For a tempered distribution $f\in\mathcal S'(\mathbb R^n,X)$ and an open set $O\subset\mathbb R^n$,
$f=0$ on $O$ $\underset{def}\iff$ for each $\varphi\in \mathcal S(\mathbb R^n)$ with supp$\varphi\subset O$, $\langle f,\varphi\rangle=0.$ (supp$\varphi=\overline{\{x\in\mathbb R^n\mid \varphi(x)\neq 0\}}.$), and supp$f$ is defined as the compliment of the maximal open set on which $f$ satisfied $f=0.$
Then, I'm confused with this statement.
Let $f\in\mathcal S'(\mathbb R^n,X)$ and $x\in\mathbb R^n$. Then, $x\notin supp f$ if and only if there is a neighbourhood of $x$, say $U$, such that $\langle f ,\varphi\rangle=0$ for all $\varphi\in C_0^\infty(U).$
I don't know what the last part : $\langle f ,\varphi\rangle=0$ for all $\varphi\in C_0^\infty(U)$ means.

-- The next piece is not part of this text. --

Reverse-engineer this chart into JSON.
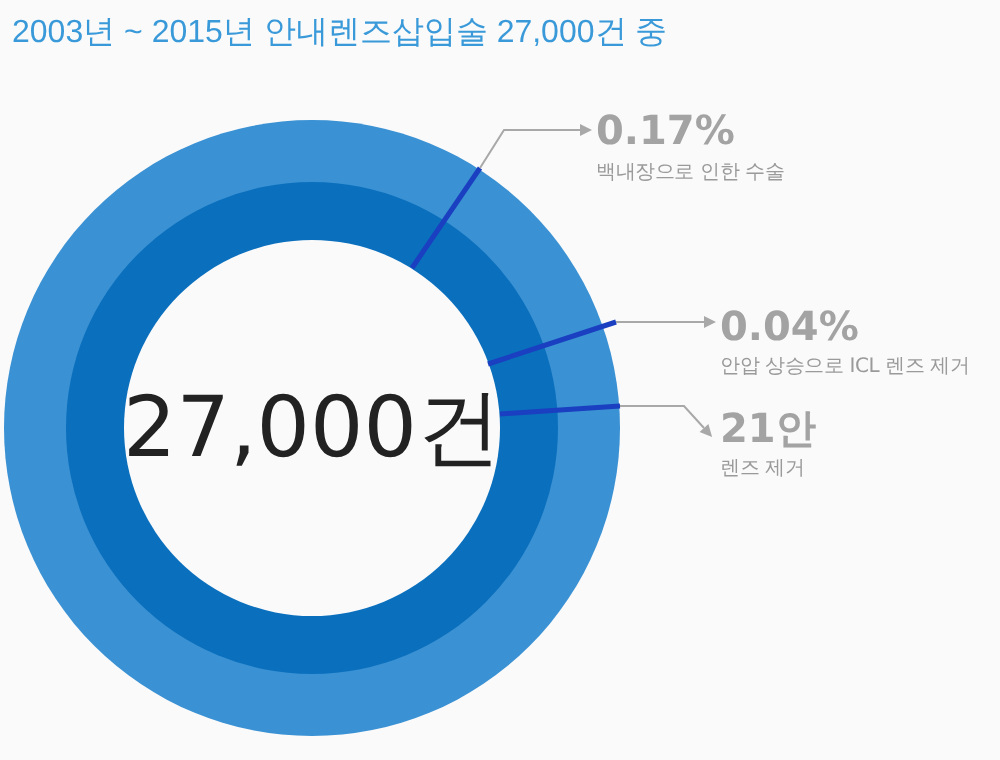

In the context, $f$ is a function with domain $\mathcal S(\mathbb R^n)$. So in order to write $\langle f,\varphi\rangle$, $\varphi$ has to belong to $\mathcal S(\mathbb R^n)$. But $\varphi\in C_0^\infty(U)$ is a function defined not on $\mathbb R^n$ but on $U$. So I think $\varphi$ doesn't belong to $\mathcal S(\mathbb R^n)$. and hence $\langle f,\varphi\rangle$ isn't defined.
How should I interpret $\langle f ,\varphi\rangle$ for $\varphi\in C_0^\infty(U)$ ?
In my one idea, I consider $\varphi\in C_0^\infty(U)$ as $\varphi\in C_0^\infty(\mathbb R^n)$ with $\varphi(x)=0$ for $x\notin U.$ (I'm not sure this interpretation is correct.)